Als einer der ersten hat er die Bedrohung der großen Höhlenbrüter in der offenen Landschaft, speziell der Steinkäuze, erkannt und sich jahrzehntelang und erfolgreich um die Population seiner "Athene noctua" gekümmert, die in den alten hohlen Obstbäumen lebten. Über dreihundert Steinkäuze in der Region wurden von ihm in den selbst entworfenen Niströhren beringt, um ihren weiteren Lebensweg erforschen zu können. Erst vor kurzem erschien seine jüngste wissenschaftliche Publikation aus seinen 25 Jahre dauernden Steinkauzuntersuchungen.

Ein von ihm im Jahre 1977 bei Nürtingen beringtes Weibchen erschien 1979 bei Nabern und legte in seinem weiteren Leben, dem schließlich ein Marder ein Ende bereitete, ortstreu bleibend, 49 Eier und von den ausgeschlüpften Jungvögeln erreichten 36 das Beringungsalter. Doch auch solche Einzelerfolge konnten die Art nicht retten. Zunehmender Erholungsverkehr aus den nahen Neubaugebieten, der Ausbau der Autobahn, Obstbaumrodungen und die Zunahme der Marder führten schon 2000 zum Erlöschen der Population.

Wie so oft steckt hinter einem solchen Engagement natürlich auch eine Frau. Bei all der Vielfalt seiner Vereins- und Naturschutzaktivitäten unterstützte sie ihn nicht nur verständnisvoll, sondern nahm ihm bei seiner aufwendigen Vereinsarbeit auch unendlich viel Arbeit ab und war selbst in vielfältiger Weise naturschützerisch tätig. Jedes Frühjahr verwandelte sich das Haus der Familie Sill in ein Waisenhaus für elternlose Vögel als Anlaufstelle für all die aus dem Nest gefallenen Jungvögel, die von Elisabeth Sill liebevoll gepflegt wurden, bis sie wieder in die Freiheit entlassen werden konnten. Elisabeth Sill entwickelte sich dabei zur weithin bekannten Spezialistin für die Aufzucht junger Mauersegler, die normalerweise bis zum Abzug nach Afrika im Nest bleiben, um dann im Juli oder August, voll auf sich allein gestellt, mit angeborener Zugrichtung den Weg ins ferne Südafrika anzutreten.

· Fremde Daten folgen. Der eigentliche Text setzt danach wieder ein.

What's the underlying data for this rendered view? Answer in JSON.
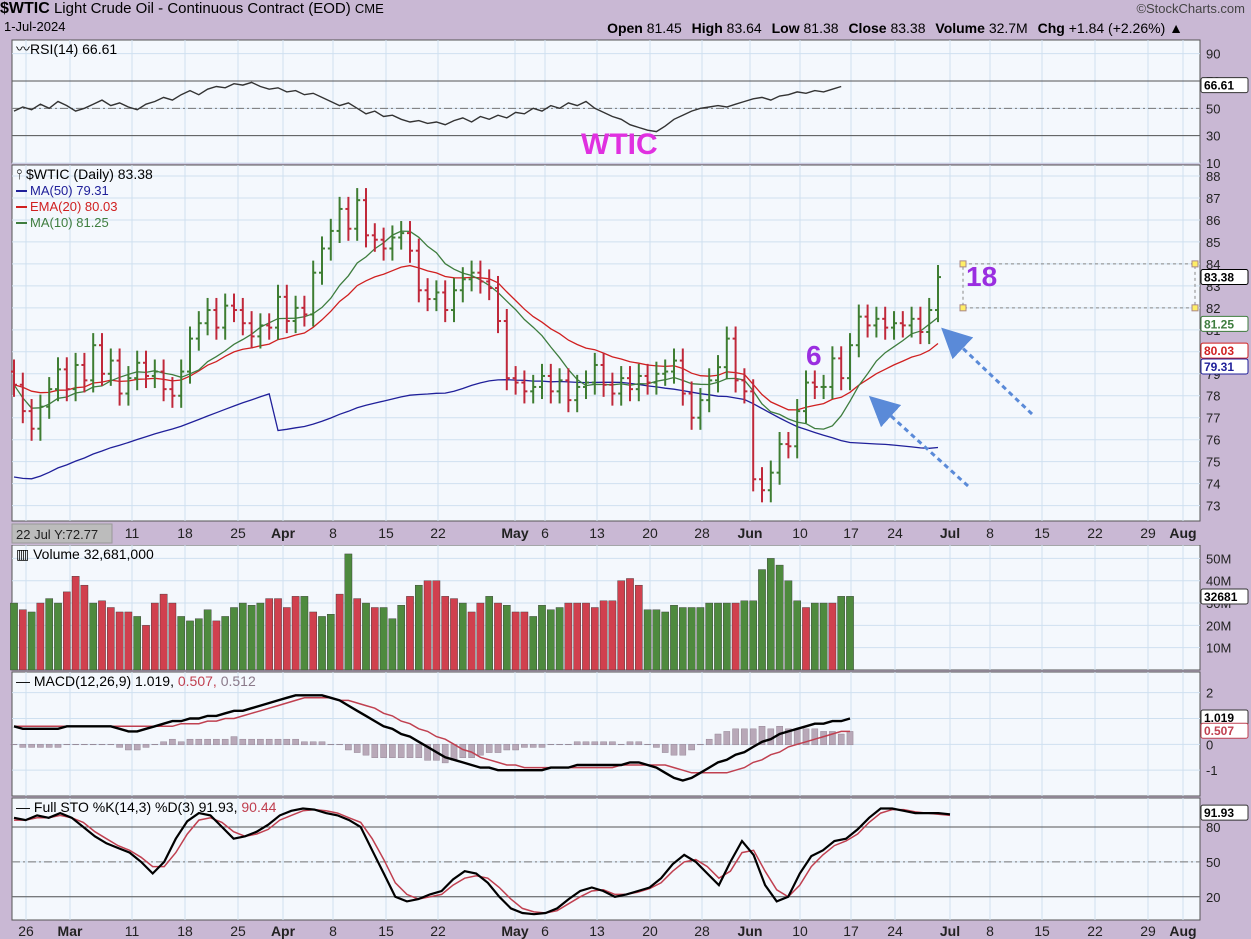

In den Jahren 1981 bis 1984 vertrat Konrad Sill den Leiter der Forschungsstation Randecker Maar und sorgte dafür, dass die Kontinuität der dort geleisteten Langzeituntersuchungen Vogelzug nicht abriss. Die beiden Vorsitzenden des NABU Kirchheim, Karl-Heinz Fiegert und Wulf Gatter, bedankten sich für die jahrzehntelange Verbundenheit und steckten ihm die wohl verdiente goldene Ehrennadel an, die der Bundesverband verliehen hat.